EL CORTEJO FÚNEBRE. Por Guillermo Monsanto
Noches de truenos, relámpagos y apagones. Los ronrones, los sapos y las polillas llevan días anunciando un chaparrón que, por alguna razón, no termina de concretarse. Los pájaros han llamado constantemente al agua con sus trinos mientras las tortugas, mirando al cielo, solo esperan la refrescante lluvia. Goterones esporádicos, apagones, retumbos del coloso de Fuego y, para terminar de poner ambiente a la tensión, uno que otro temblor.
En casi dos meses el panorama nocturno de la antigua capital del reino varió drásticamente. Es como si, con el toque de queda, se hubiera retrocedido en el tiempo. La otrora poderosa metrópoli, se sume en un ominoso silencio lleno de presagios y murciélagos. Algunos vanos dejan entrever luz, el parpadeo de las televisiones, perezosas sombras en movimiento, pero nunca se ve gente asomada a los enormes portones y balcones cerrados a piedra y lodo. En el interior de las viviendas, los moradores viven con sigilo. Se pensaría que la intención es la de no despertar a la ciudad, o bien, a sus fantasmas.
Las anchas calles, a pesar de la iluminación pública, lucen tétricas. Algunos vecinos dicen que se puede intuir el repicar de cascos sobre el empedrado. Que, a lo lejos, se escucha el llanto de una mujer que ulula su dolor clamando por alguien, presa de un llanto desesperado. El barrio de la Escuela de Cristo está conmocionado porque hace un par de días escucharon una serenata, a guitarra, frente a la ventana de las Pérez. Más terrible aun, la quinceañera, amaneció presa de un extraño trance y con el pelo totalmente trenzado. De hecho, más de alguno de los patrulleros han regresado aterrorizados a las estaciones de policía luego de “haberse topado con la Siguanaba a la altura del viejo rastro”. Pero es, quizás, en el casco antiguo donde más cosas se han escuchado.

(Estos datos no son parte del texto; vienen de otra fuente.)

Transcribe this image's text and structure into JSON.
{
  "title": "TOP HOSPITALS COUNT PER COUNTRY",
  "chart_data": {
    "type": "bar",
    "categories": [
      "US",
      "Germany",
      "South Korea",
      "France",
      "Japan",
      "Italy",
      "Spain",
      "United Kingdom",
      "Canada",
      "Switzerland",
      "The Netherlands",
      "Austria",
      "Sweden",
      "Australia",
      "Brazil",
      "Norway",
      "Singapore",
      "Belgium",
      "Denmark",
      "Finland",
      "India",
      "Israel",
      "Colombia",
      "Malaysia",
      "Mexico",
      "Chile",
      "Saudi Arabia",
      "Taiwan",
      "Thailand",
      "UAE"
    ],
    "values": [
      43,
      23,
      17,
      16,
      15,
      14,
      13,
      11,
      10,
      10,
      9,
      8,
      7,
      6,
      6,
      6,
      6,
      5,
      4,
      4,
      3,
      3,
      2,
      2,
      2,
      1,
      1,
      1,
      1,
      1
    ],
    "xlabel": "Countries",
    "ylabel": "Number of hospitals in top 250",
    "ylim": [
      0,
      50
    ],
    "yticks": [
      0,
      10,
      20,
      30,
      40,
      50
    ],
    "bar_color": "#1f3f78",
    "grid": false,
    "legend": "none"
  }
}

El lunes pasado se fue la luz, en varios sectores, por un par de horas. Aprovechando la oscuridad reinante en la alameda de la quinta avenida sur, tres ladrones se toparon con una situación inesperada. Moviéndose hábilmente, como ratas entre las sombras, y creyendo que tenían la suerte a su favor, estaban en el afán de forzar el portón de la recién clausurada casa de huéspedes. Como esta, hoteles y posadas, están prácticamente abandonadas a su suerte por causa de las restricciones provocadas por la pandemia. Tal era el embeleso, que no se percataron del cortejo que se acercaba silenciosamente por la avenida en dirección norte. Un sollozo, que sintieron justo al oído, les paralizó el corazón por unos segundos.

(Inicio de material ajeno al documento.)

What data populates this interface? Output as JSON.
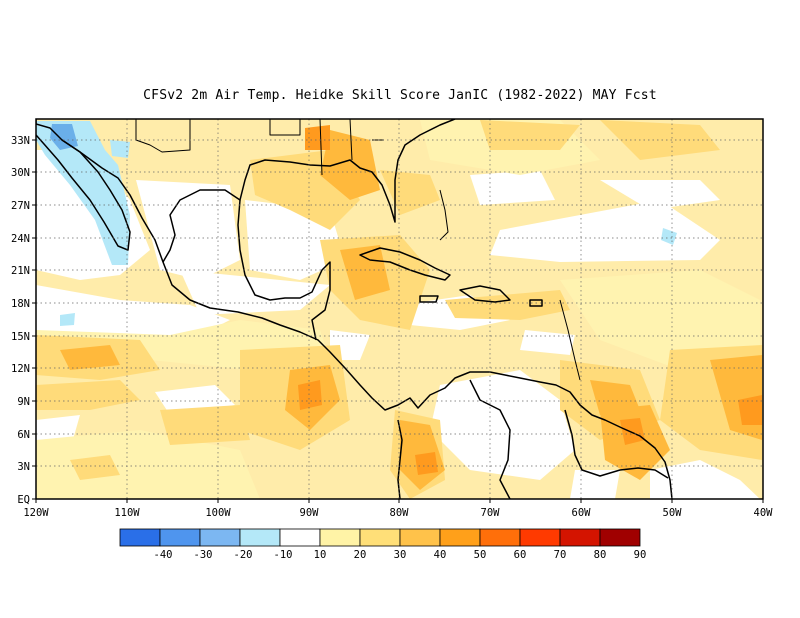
{
  "title": "CFSv2  2m Air Temp. Heidke Skill Score JanIC (1982-2022) MAY Fcst",
  "map": {
    "lat_labels": [
      "33N",
      "30N",
      "27N",
      "24N",
      "21N",
      "18N",
      "15N",
      "12N",
      "9N",
      "6N",
      "3N",
      "EQ"
    ],
    "lon_labels": [
      "120W",
      "110W",
      "100W",
      "90W",
      "80W",
      "70W",
      "60W",
      "50W",
      "40W"
    ],
    "extent": {
      "lon": [
        -120,
        -40
      ],
      "lat": [
        0,
        35
      ]
    },
    "gridlines": "dotted"
  },
  "colorbar": {
    "ticks": [
      "-40",
      "-30",
      "-20",
      "-10",
      "10",
      "20",
      "30",
      "40",
      "50",
      "60",
      "70",
      "80",
      "90"
    ],
    "colors": [
      "#2a6fe8",
      "#4f95ee",
      "#7cb7f2",
      "#b4e8f8",
      "#ffffff",
      "#fff3a6",
      "#ffdf78",
      "#ffc24a",
      "#ffa01a",
      "#ff6f0a",
      "#ff3a00",
      "#d41400",
      "#a00000"
    ]
  },
  "fill_colors": {
    "ocean_base": "#ffecaa",
    "light": "#fff3b0",
    "mid": "#ffdb7a",
    "orange": "#ffb93c",
    "deep": "#ff9a1e",
    "white": "#ffffff",
    "cyan": "#b4e8f8",
    "blue": "#6aafe9"
  }
}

“¿Un cortejo fúnebre a estas horas de la madrugada y en toque de queda?”, dijo asombrado el líder. La larga procesión, plena de titilantes candelas, los iluminó vagamente. Los rostros reflejaban que, a pesar de su sangre fría, eran presas del miedo más profundo. Más miedo les dio el no poder ver los rostros de los dolientes. Tres ataúdes desfilaron frente a ellos. Una mujer, con la cara velada, se acercó con tres cirios encendidos, los cuales se vieron forzados a recibir en medio del desconcierto. Un cosquilleo les recorrió por el estómago y después de eso, un sopor. Perdieron la conciencia.
Horas después, esa misma mañana, tres toscos ataúdes de pino carcomido, aparecieron abandonados frente a las puertas del cementerio. Cuando los destaparon, encontraron muertos en su interior a los tres infortunados delincuentes. Todos, con los ojos abiertos, con esa mirada perdida de los cuerpos sin hálito, pero con el atisbo de las almas desesperadas, perdidas en el limbo por el resto de la eternidad.